Aubrey Malone on the remarkably long life and career of Kirk Douglas who recently died at 103

SPARTACUS, SPARTACUS US 1960 KIRK DOUGLAS A UNIVERSAL PICTURE LEADER Date 1960. Photo by: Mary Evans/Ronald Grant/Everett Collection(10341122)
People sometimes speak of acting as being the career choice of tenderfoots. Not for Kirk Douglas. He talked of a 1991 helicopter crash in which he was involved as if it was a scene in a movie. Two people died in it. He was a mere 75 years of age at the time, a veritable stripling. ‘I try to stay in shape,’ he said, ‘There are no roles for fat leading men.’
We were all gobsmacked when Bob Hope and George Burns reached the century. Asked what he wanted for his 100th birthday, Burns quipped, ‘A paternity suit.’

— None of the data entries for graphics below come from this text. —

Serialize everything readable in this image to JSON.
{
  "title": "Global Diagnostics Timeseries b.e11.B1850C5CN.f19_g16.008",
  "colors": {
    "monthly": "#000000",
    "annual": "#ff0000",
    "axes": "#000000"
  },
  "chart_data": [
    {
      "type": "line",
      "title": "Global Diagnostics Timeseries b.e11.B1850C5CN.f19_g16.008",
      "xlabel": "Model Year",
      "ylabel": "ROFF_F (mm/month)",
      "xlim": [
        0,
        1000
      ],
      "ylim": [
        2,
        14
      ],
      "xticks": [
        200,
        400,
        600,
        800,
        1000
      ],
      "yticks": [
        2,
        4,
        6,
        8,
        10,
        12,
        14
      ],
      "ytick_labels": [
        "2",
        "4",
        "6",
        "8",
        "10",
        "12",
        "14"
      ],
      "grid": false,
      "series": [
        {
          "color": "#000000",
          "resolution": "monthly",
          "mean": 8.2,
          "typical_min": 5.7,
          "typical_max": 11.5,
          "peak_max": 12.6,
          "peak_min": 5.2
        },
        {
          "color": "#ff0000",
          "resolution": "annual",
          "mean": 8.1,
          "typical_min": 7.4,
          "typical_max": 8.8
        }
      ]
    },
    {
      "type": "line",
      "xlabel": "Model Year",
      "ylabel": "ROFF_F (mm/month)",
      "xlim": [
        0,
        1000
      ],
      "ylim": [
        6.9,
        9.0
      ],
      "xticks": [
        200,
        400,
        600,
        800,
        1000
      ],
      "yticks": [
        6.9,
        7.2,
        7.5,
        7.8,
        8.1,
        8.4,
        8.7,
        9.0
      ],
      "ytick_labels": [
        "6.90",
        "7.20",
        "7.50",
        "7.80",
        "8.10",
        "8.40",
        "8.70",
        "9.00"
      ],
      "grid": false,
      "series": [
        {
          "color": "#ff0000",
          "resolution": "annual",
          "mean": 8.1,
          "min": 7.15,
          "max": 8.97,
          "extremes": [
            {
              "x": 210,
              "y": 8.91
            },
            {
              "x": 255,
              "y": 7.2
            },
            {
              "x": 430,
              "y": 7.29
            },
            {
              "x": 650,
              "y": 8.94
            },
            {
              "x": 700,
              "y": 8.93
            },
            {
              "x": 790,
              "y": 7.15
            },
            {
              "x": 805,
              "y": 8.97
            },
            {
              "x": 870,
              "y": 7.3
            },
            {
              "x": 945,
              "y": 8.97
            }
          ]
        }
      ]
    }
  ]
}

Both men died a few months after that benchmark. Douglas was having none of that. He got to 101, then 102…and you found yourself thinking: This man can go on forever. But he went to his reward on February 5th last.
He had four sons, one dying of a drug overdose. Michael is obviously the most successful. Kirk said of him once, ‘Michael didn’t have the advantages I had in life. He was born rich.’ And elsewhere, ‘If I knew how much of a big shot he was going to be, I would have been nicer to him as a child.’
The remark was typical of his wit – and sagacity. Having worked his way up from being a ‘ragman’s son’ (the title of his 1988 autobiography) to a member of Hollywood’s royalty, he never forgot where he came from. Nor the value of a buck.
He wasn’t a stick-in-the-mud but he knew the truth of that old dictum, ‘Early to bed and early to rise, makes a man, healthy, wealthy and wise.’ I remember reading somewhere that when guests were overstaying their welcome at his house one night, and getting a bit too merry on drink , he went upstairs, got into his pyjamas, came back down and, with a twinkle in his eye, started flicking the light on and off repeatedly to give them a not-so-gentle hint to depart.
He was born Issur Danielovitch in Belarus 1916. Today he’d probably have stayed with that name. ‘Old’ Hollywood preferred to sanitise people, to strip them of their ethnic origins. But his Russian background was detectable in that chiselled jawline, those passionate eyes, a voice that sounded as if his voice was full of sandpaper. And the trademark dimple.